Did user feedback improve after the change? Did your risk scores go down?
Real, tangle ROI is always preferred. It’s not always worth the effort to calculate exactly, but don’t let that give you an easy out either.
Subjective Measures
Business Value Points is subjective. You believe one thing is more valuable than another. You may have some data you use to support your belief. You may not have any data — it just seems logical or your experience and knowledge lead you in a particular direction.
These spider-senses are valid. Your knowledge and experience is valuable. applying your subjective assessment to BVPs is valuable IF you assess your scoring of the features post-deployment.
What score would you give the thing now that it’s been in the user’s hands for a while? Does it seem to provide the value you intended? Even if you don’t have solid data, how is your post-assessment compared to your pre-assessment? How do you learn from that?
Other Measures Considerations
I want to be clear — other measures are still valuable. Deployment frequency, cycle time — time it takes to actively move ideas through the development cycle, and team health. These are leading indicators, meaning improvements in these operational areas is expected to indirectly support the delivery of value.
Be careful what you measure though. Productivity measures can easily be detatched from outcome measures. The more your success measures require you to follow the outcome weeks or months post-deployment the better.
Final Thoughts
It’s worth repeating. Value isn’t in what you do. Value is in what is achieved as a result of what you.
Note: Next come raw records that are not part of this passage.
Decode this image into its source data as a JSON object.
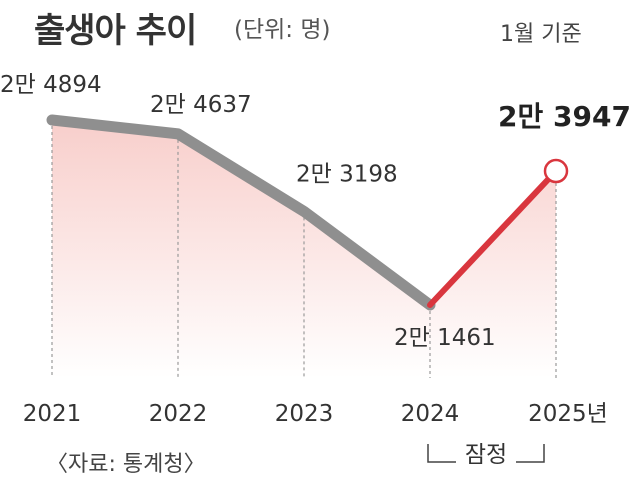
{
  "header": {
    "title": "출생아 추이",
    "unit": "(단위: 명)",
    "basis": "1월 기준"
  },
  "source": "〈자료: 통계청〉",
  "chart_data": {
    "type": "line",
    "title": "출생아 추이",
    "unit": "명",
    "x": [
      "2021",
      "2022",
      "2023",
      "2024",
      "2025년"
    ],
    "y": [
      24894,
      24637,
      23198,
      21461,
      23947
    ],
    "point_labels": [
      "2만 4894",
      "2만 4637",
      "2만 3198",
      "2만 1461",
      "2만 3947"
    ],
    "provisional_note": "잠정",
    "provisional_from_index": 3,
    "ylim": [
      20000,
      25500
    ],
    "colors": {
      "main_line": "#8f8f8f",
      "highlight_line": "#d9363e",
      "area": "#f2a6a0",
      "gridline": "#9a9a9a"
    }
  }
}
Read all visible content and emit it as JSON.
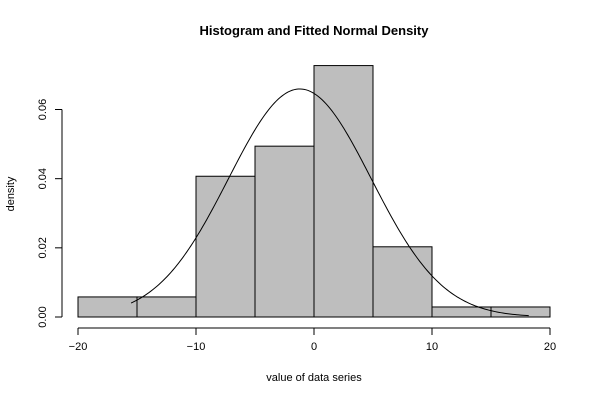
{
  "chart_data": {
    "type": "bar",
    "title": "Histogram and Fitted Normal Density",
    "xlabel": "value of data series",
    "ylabel": "density",
    "xlim": [
      -20,
      20
    ],
    "ylim": [
      0,
      0.072
    ],
    "grid": false,
    "bins": [
      {
        "from": -20,
        "to": -15,
        "density": 0.0058
      },
      {
        "from": -15,
        "to": -10,
        "density": 0.0058
      },
      {
        "from": -10,
        "to": -5,
        "density": 0.0407
      },
      {
        "from": -5,
        "to": 0,
        "density": 0.0494
      },
      {
        "from": 0,
        "to": 5,
        "density": 0.0727
      },
      {
        "from": 5,
        "to": 10,
        "density": 0.0203
      },
      {
        "from": 10,
        "to": 15,
        "density": 0.0029
      },
      {
        "from": 15,
        "to": 20,
        "density": 0.0029
      }
    ],
    "x_ticks": [
      -20,
      -10,
      0,
      10,
      20
    ],
    "x_tick_labels": [
      "−20",
      "−10",
      "0",
      "10",
      "20"
    ],
    "y_ticks": [
      0,
      0.02,
      0.04,
      0.06
    ],
    "y_tick_labels": [
      "0.00",
      "0.02",
      "0.04",
      "0.06"
    ],
    "normal_fit": {
      "mean": -1.2,
      "sd": 6.05,
      "from": -15.5,
      "to": 18.2
    },
    "colors": {
      "bar_fill": "#bebebe",
      "stroke": "#000000"
    }
  }
}
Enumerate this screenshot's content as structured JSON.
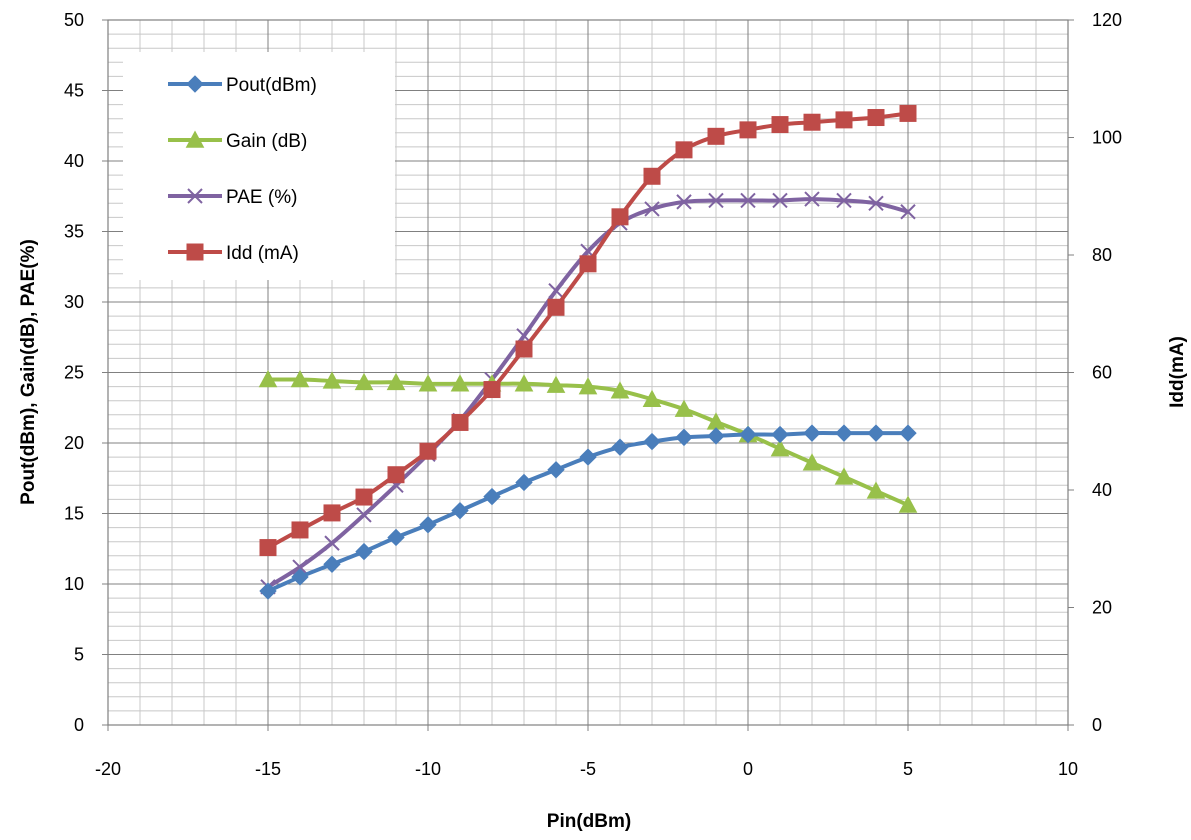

Development team success measures need to look beyond the delivery date. They should be accountable for the outcomes.
You can deliver all commitments on time with perfect quality. You can deploy daily. You can continuously improve your processes. But if what you deliver isn’t achieving the business objectives, where’s the value in that?
Do you use Business Value Points today? Do you claim business value earned based on what you delivered compared to what you planned? If so, I encourage you to revisit your assessment weeks or months later on that same work. Compare the post-deployment assessment to your pre-development assessment. Feel free to reach back to me and report your findings.